Hyloxalus fallax
- Conservation status: Critically Endangered (IUCN 3.1)

Scientific classification
- Kingdom: Animalia
- Phylum: Chordata
- Class: Amphibia
- Order: Anura
- Family: Dendrobatidae
- Genus: Hyloxalus
- Species: H. fallax
- Binomial name: Hyloxalus fallax (Rivero, 1991)
- Synonyms: Colostethus fallax Rivero, 1991

= Hyloxalus fallax =

- Authority: (Rivero, 1991)
- Conservation status: CR
- Synonyms: Colostethus fallax Rivero, 1991

Species of amphibian

Hyloxalus fallax is a species of frogs in the family Dendrobatidae. It is endemic to Ecuador and only known from the region of its type locality in the Cotopaxi Province, on the western slopes of the Andes. Common name Cotopaxi rocket frog has been coined for this species.

==Description==
Males measure 16–19 mm and females 17 mm in snout–vent length (based on only four and two specimens, respectively). It differs from related Ecuadorian species by not having webbing between its toes and by lack of oblique lateral stripe (sometimes a short stripe is present) and a pale dorsolateral stripe. Male call is a single, sharp peep.

==Etymology==
Scientists gave this species the Latin name fallax for "deceptive" because it resembles another frog that also lives in Ecuador.
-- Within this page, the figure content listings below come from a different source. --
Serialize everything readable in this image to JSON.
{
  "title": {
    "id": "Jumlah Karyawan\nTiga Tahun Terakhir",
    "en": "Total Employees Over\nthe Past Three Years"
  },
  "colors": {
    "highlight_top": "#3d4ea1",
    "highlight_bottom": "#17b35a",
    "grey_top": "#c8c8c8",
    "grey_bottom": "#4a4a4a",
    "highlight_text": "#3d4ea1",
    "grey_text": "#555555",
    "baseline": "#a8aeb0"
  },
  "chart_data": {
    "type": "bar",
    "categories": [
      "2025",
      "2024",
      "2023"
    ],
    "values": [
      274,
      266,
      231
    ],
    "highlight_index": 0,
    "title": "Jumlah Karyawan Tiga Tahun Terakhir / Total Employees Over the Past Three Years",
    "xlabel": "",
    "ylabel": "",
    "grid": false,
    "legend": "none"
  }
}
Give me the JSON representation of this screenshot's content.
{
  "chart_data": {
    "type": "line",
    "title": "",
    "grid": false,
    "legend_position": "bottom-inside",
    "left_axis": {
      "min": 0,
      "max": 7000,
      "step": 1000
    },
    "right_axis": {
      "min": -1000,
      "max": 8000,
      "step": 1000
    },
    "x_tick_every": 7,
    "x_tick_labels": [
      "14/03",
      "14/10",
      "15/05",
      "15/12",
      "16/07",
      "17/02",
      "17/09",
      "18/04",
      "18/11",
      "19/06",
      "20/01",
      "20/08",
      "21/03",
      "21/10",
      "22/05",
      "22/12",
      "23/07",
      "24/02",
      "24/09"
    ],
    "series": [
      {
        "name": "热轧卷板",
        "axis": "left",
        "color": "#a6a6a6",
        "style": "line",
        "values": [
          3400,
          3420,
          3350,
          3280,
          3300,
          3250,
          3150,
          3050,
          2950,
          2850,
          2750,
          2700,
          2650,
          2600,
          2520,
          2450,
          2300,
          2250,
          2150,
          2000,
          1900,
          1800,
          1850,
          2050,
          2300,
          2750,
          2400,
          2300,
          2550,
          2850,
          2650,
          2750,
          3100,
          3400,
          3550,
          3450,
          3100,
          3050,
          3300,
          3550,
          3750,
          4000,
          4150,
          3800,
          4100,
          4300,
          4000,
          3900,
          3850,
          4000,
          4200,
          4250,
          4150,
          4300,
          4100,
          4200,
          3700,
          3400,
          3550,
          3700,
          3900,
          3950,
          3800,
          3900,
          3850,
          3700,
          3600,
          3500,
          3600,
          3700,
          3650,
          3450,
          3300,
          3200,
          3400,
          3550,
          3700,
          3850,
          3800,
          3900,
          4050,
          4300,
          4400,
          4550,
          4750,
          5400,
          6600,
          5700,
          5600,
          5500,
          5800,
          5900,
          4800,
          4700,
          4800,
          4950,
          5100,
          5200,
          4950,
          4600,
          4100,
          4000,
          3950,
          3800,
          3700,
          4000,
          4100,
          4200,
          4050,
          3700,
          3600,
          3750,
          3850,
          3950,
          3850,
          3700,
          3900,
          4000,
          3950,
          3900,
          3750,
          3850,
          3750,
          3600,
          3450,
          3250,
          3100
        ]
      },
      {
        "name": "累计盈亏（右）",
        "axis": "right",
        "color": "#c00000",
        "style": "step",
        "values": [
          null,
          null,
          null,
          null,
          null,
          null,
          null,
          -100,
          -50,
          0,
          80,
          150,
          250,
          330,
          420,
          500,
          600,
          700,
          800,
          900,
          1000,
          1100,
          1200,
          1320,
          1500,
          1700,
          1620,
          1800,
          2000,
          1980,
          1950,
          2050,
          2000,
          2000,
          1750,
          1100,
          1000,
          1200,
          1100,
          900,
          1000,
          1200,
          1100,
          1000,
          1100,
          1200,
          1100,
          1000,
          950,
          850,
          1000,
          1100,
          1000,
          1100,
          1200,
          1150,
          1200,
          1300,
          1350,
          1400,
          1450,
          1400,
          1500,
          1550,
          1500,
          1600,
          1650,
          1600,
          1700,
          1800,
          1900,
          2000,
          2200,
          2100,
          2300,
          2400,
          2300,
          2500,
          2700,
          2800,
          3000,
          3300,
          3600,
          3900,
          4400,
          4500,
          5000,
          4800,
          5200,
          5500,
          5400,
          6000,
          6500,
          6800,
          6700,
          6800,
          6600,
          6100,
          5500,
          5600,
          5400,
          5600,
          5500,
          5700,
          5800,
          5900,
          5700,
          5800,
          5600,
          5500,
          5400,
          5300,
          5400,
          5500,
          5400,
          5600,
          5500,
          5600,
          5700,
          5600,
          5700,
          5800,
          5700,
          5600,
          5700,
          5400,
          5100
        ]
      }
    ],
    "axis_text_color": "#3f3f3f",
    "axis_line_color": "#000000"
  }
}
==Habitat and conservation==
The IUCN classifies this frog as critically endangered and possibly extinct. This species is known from very humid premontane and low humid montane forest. One male was collected from a bromeliad. Its altitudinal range is 1760–2430 m asl. Scientists estimate there are no more than 250 mature individuals alive now, no more than 50 in one place. It is threatened by habitat loss and degradation caused by agricultural expansion and logging.